I think he’d be surprised to discover how his work has been viewed through the years—canonised, reimagined, turned into films, and studied in schools. I’d also like to see his reaction to our technology and wonder how he’d use that if he could. Of course, we’d probably need a translator, so maybe I could invite another couple of writers to sneak in and bridge the gap.
5. How long does it take you to write a book, and what was your fastest book to write?
a. The idea for my debut series came to me all at once. I spent a few months, while looking after a friend with cancer, jotting down notes and ideas for the entire series as well as each individual book. All the world building was done up front, and a lot of the characters and plots for later stories were fleshed out before I began to think about writing the first.

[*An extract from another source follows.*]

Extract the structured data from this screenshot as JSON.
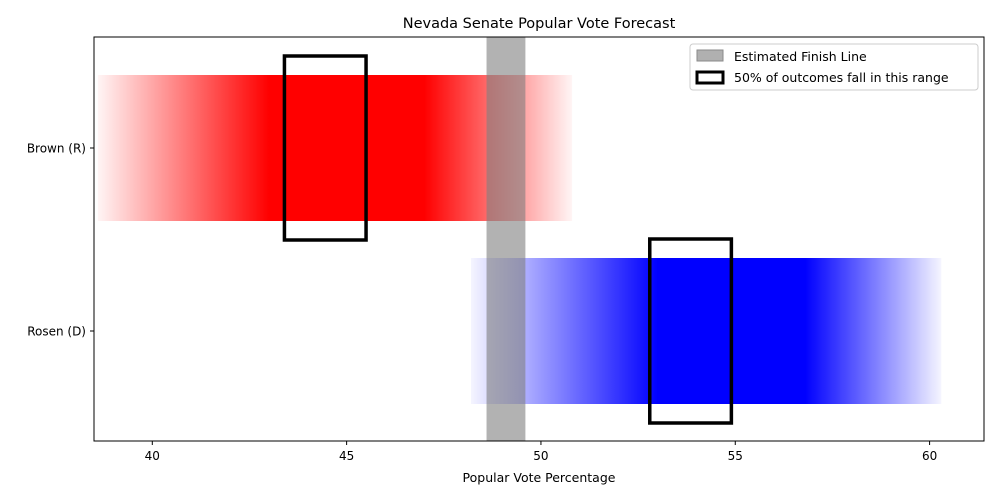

Once I had all the planning done, it took one or two months to draft each manuscript and another three or four to edit them until I was happy. The fastest I’ve been able to write the first complete draft was just under four weeks for Conviction, book two and the next to be released. I worked for about five hours a day, five or six days a week on that one.
6. What is your favourite thing to do in the summertime?
a. I have an entire day mapped out in my head for this one. I love to drive out into the country with my music on, go for a walk, and stop for a picnic somewhere peaceful. Then I like to relax and either read or write for a while, preferably while enjoying a great view, before finishing the walk and driving home for a takeaway and film. Essentially, I like to be outside soaking up the sunshine, and it’s something I try to do as often as possible each year.